O Governo prepara-se para desdobrar o terceiro e o sexto escalões do IRS, numa medida que deverá abranger cerca de um milhão de famílias (ver notícia na página 7). É uma medida que qualquer Governo gosta de anunciar a duas semanas de um ato eleitoral, embora o seu impacto real nos bolsos dos portugueses – que só se fará sentir na altura dos reembolsos relativos ao IRS de 2022, a poucos meses das eleições legislativas de 2023 – seja ainda pouco claro.

O diabo costuma estar nos detalhes e será o que acontece neste caso. O terceiro escalão escalão é o que tem o maior número de contribuintes e estamos provavelmente a falar de “tostões” que serão “distribuídos por muita gente”, como disse há dias o fiscalista João Espanha. Porém, ainda que o impacto nas contas públicas não seja muito significativo, não podemos esquecer que o país está a sair da crise pandémica com uma dívida pública superior a 130% do PIB.

Como irá o Governo compensar essa descida da receita de IRS em alguns escalões? Com novas taxas e taxinhas? Ou o aumento da carga fiscal sobre quem tem mais rendimentos? Talvez através do englobamento no IRS dos rendimentos prediais e de capitais, pondo fim às tributações autónomas, como propõe o Bloco de Esquerda?

É justo que quem tem rendimentos superiores pague impostos mais elevados, mas aumentar ainda mais a carga fiscal sobre essas famílias –  acantonadas num novo “super escalão” máximo de IRS – poderia não uma boa notícia para a poupança e o investimento, que são essenciais para que se possa criar riqueza. Além disso, estas medidas não atingem os verdadeiros ricos, que têm à disposição instrumentos de planeamento fiscal que lhes permitem pagar menos IRS. Ao passo que os profissionais que trabalham por conta de outrem não têm escapatória.

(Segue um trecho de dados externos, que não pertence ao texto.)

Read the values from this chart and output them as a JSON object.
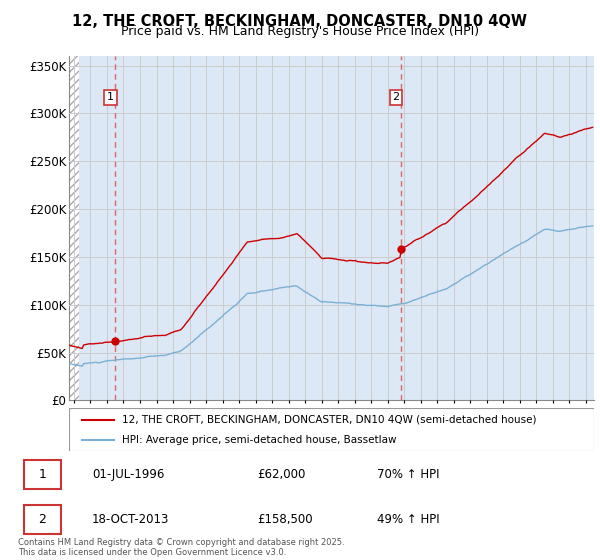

O certo é que, após anos de austeridade disfarçada e zero incentivos ao aforro e ao investimento, seria bom poder reduzir a carga fiscal suportada pelos portugueses, que no ano passado atingiu um valor recorde de 34,8% do PIB. Por exemplo, revogando medidas supostamente temporárias do tempo de Vítor Gaspar e da troika, como a taxa adicional de solidariedade. Porém, tal apenas seria possível se o Estado – que este ano aumentou o número de funcionários públicos para o valor mais elevado de sempre – mudasse de vida, aproveitando as condições excecionais de financiamento e o poder de fogo da célebre bazuca para fazer as reformas necessárias.

 

Esta edição do Jornal Económico (JE) tem grafismo e conteúdos renovados, no âmbito de uma mudança de posicionamento que visa melhorar a experiência do leitor e chegar a novos públicos. Esta é apenas uma entre várias novidades que vamos apresentar este mês e que incluem uma nova marca, um site e uma app construídos de raiz e um reforço da nossa oferta de conteúdos digitais e audiovisuais. Porém, os valores e princípios que estão presentes desde a fundação do nosso jornal, há quase cinco anos – a 16 de setembro de 2016, para ser mais exato – permanecem os mesmos. O JE não mudou, transformou-se. E a si que nos lê e acompanha, obrigado pela confiança.